Asked about his Friday's decision to oust Linick, Trump told reporters in the White House that "I don't know him at all, I never even heard of him, but I was asked to by the state department, by Mike."
"He is an Obama employee ... they ask me to terminate him, I have the absolute right as president to terminate," Trump said, adding that the removal should have been done a long time ago.
Trump also downplayed the reports about the state department watchdog was investigating if Pompeo had asked a staffer to run personal errands for him or his administration's decision to expedite arms sales to Saudi Arabia by declaring an emergency last year.
In an interview with The Washington Post earlier in the day, Pompeo said that he asked Trump to fire Linick, but he noted that he was unaware of Linick's ongoing investigation on him.

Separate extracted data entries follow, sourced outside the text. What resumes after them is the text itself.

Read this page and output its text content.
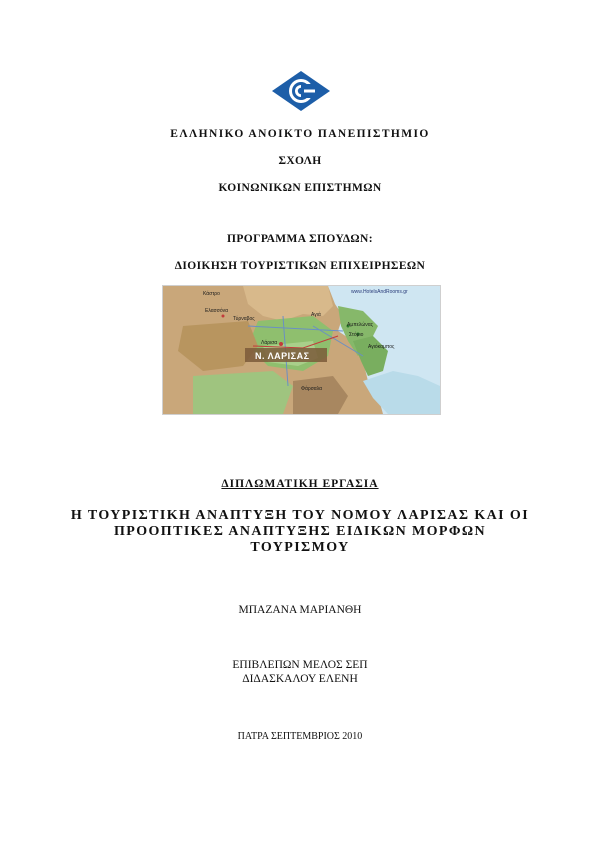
ΕΛΛΗΝΙΚΟ ΑΝΟΙΚΤΟ ΠΑΝΕΠΙΣΤΗΜΙΟ
ΣΧΟΛΗ
ΚΟΙΝΩΝΙΚΩΝ ΕΠΙΣΤΗΜΩΝ
ΠΡΟΓΡΑΜΜΑ ΣΠΟΥΔΩΝ:
ΔΙΟΙΚΗΣΗ ΤΟΥΡΙΣΤΙΚΩΝ ΕΠΙΧΕΙΡΗΣΕΩΝ
www.HotelsAndRooms.gr
Ν. ΛΑΡΙΣΑΣ
Λάρισα
Τύρναβος
Αγιά
Ελασσόνα
Φάρσαλα
Αμπελώνας
Στόμιο
Αγιόκαμπος
Κάστρο
ΔΙΠΛΩΜΑΤΙΚΗ ΕΡΓΑΣΙΑ
Η ΤΟΥΡΙΣΤΙΚΗ ΑΝΑΠΤΥΞΗ ΤΟΥ ΝΟΜΟΥ ΛΑΡΙΣΑΣ ΚΑΙ ΟΙ
ΠΡΟΟΠΤΙΚΕΣ ΑΝΑΠΤΥΞΗΣ ΕΙΔΙΚΩΝ ΜΟΡΦΩΝ
ΤΟΥΡΙΣΜΟΥ
ΜΠΑΖΑΝΑ ΜΑΡΙΑΝΘΗ
ΕΠΙΒΛΕΠΩΝ ΜΕΛΟΣ ΣΕΠ
ΔΙΔΑΣΚΑΛΟΥ ΕΛΕΝΗ
ΠΑΤΡΑ ΣΕΠΤΕΜΒΡΙΟΣ 2010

"It is not possible that this decision, or my recommendation rather, to the president rather, was based on any effort to retaliate for any investigation that was going on or is currently going on," Pompeo said. "Because I simply don't know. I'm not briefed on it. I usually see these investigations in final draft form 24 hours, 48 hours before the IG is prepared to release them."

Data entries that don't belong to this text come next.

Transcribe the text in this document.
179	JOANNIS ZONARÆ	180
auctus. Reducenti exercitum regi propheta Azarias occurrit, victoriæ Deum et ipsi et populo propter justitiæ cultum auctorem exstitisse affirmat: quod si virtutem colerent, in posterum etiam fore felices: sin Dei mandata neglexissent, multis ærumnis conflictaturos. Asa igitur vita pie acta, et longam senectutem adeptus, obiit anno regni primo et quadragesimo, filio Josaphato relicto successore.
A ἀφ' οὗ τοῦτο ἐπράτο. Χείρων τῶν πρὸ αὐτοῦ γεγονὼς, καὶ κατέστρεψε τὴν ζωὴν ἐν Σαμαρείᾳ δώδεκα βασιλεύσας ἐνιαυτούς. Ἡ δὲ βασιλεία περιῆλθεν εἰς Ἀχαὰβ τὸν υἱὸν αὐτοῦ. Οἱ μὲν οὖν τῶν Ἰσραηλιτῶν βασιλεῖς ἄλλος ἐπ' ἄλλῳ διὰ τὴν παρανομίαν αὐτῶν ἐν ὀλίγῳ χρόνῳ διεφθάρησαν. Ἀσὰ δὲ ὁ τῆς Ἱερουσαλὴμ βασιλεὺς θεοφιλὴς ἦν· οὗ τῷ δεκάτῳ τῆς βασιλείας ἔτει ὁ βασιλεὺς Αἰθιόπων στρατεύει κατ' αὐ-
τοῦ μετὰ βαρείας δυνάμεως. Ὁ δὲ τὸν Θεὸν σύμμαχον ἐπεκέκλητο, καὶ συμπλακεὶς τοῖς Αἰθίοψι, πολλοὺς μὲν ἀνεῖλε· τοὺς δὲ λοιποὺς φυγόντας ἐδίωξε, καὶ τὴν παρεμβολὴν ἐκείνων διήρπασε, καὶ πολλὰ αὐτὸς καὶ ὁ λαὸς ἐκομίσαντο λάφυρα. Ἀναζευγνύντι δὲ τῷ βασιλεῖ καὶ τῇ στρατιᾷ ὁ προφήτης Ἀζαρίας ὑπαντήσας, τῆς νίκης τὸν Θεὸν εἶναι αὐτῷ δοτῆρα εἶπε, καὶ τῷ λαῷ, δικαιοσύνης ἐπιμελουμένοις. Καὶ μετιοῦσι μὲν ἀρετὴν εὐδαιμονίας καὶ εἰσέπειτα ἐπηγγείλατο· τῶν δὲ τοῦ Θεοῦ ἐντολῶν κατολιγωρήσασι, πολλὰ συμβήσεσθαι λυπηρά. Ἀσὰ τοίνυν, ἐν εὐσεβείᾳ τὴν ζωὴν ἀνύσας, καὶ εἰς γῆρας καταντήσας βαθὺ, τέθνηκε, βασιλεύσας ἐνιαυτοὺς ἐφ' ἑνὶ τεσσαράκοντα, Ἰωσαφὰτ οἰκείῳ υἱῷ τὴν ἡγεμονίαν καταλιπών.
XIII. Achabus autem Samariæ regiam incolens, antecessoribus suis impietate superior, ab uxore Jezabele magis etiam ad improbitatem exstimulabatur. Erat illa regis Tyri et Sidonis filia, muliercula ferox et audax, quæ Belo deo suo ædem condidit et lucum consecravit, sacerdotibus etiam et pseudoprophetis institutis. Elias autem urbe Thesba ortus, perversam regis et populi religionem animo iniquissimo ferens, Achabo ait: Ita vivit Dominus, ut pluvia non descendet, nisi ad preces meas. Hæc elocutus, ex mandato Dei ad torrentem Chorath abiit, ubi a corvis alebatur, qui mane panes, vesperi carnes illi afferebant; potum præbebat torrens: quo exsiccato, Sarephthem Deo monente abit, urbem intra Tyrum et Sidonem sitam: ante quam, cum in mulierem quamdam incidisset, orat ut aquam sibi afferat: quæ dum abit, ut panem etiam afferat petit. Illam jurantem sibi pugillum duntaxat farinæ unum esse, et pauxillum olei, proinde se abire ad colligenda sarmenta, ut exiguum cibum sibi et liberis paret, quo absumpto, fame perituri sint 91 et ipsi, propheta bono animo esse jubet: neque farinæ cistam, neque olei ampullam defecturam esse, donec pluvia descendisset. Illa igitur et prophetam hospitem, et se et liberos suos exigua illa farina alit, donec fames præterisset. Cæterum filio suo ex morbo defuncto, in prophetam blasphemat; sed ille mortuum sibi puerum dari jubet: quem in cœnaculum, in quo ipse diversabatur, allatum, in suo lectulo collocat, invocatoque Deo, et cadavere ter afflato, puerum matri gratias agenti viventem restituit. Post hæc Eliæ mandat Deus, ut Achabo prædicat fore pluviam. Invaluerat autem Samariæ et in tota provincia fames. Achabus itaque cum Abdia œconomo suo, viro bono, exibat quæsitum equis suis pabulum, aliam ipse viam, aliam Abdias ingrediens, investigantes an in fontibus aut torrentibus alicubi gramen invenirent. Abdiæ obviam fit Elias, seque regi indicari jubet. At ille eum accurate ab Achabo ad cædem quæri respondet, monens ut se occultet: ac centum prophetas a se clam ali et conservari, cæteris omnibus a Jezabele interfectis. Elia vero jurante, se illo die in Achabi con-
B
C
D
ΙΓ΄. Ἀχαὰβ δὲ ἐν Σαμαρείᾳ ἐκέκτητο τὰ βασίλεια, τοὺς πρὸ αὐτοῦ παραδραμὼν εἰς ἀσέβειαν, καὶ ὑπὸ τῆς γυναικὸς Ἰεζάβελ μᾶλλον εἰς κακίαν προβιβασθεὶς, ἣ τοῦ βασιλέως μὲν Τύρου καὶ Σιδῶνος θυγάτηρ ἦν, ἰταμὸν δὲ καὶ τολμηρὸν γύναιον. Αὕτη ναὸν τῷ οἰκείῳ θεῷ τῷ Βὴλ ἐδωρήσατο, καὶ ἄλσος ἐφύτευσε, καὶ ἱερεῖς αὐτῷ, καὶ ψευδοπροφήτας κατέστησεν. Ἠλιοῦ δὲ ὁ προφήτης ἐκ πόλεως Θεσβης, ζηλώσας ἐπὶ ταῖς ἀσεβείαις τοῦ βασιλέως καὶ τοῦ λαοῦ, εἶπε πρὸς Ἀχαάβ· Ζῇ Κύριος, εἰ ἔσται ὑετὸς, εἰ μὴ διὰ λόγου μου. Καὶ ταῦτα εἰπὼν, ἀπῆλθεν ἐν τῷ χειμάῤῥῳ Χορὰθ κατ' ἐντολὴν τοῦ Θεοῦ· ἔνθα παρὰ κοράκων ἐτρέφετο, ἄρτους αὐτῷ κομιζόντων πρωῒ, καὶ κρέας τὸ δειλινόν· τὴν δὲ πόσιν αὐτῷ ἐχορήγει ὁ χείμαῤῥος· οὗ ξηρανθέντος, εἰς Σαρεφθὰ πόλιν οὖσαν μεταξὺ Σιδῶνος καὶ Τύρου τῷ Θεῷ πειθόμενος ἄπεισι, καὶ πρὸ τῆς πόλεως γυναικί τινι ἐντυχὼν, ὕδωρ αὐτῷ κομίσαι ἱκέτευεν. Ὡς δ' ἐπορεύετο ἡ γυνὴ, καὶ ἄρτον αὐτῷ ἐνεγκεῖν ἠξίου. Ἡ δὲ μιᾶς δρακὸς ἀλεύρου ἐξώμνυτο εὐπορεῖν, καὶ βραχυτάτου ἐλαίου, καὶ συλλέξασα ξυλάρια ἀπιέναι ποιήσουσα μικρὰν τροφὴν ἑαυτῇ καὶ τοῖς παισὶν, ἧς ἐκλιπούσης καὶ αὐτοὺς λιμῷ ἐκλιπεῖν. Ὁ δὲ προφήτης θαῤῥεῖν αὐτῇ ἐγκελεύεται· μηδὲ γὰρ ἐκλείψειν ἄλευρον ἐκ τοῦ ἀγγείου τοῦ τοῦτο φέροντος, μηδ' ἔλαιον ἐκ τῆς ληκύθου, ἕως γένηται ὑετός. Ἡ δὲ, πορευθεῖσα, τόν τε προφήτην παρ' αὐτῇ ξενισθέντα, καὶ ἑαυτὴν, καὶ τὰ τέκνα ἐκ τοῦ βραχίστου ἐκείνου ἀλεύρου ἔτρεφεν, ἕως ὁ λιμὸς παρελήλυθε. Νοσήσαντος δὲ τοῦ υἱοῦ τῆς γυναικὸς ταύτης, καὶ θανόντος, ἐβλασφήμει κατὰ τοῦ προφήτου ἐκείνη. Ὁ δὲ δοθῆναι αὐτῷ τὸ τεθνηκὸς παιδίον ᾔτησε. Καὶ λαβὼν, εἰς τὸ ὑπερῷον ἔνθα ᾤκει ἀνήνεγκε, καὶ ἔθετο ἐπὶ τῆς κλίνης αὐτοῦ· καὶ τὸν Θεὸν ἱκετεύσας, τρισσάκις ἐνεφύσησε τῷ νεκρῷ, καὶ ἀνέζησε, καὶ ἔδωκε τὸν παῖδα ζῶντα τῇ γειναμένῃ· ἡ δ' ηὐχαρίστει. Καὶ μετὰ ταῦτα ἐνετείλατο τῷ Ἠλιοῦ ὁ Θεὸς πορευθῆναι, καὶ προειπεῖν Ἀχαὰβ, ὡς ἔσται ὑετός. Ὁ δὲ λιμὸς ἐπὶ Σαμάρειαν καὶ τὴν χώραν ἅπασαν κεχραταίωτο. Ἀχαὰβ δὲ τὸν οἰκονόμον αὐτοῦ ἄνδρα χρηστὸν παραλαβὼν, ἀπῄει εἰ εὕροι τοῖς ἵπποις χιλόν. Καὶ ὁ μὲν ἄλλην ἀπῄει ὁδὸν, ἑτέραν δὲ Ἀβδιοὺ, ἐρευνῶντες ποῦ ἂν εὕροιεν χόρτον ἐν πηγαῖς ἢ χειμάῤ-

U.S. media reported Sunday that Linick was investigating whether Pompeo "made a staffer walk his dog, pick up his dry cleaning, and make dinner reservations" for him and his wife.
Eliot Engel, chairman of House Foreign Affairs Committee, told U.S. media on Monday that Linick's office was also investigating Pompeo's decision to fast-track 8 billion U.S. dollars arms sale to Saudi Arabia last year.
Trump's decision to fire Linick is coming under bipartisan scrutiny. "The firings of multiple Inspectors General is uNPRecedented," tweeted Senator Mitt Romney, a Utah Republican, and 2017 Republican presidential nominee. "Doing so without good cause chills the independence essential to their purpose."
Engel and Senator Bob Menendez, ranking member of the Senate Committee on Foreign Relations, said Saturday that they had launched an investigation into the move, which they said was "politically-motivated."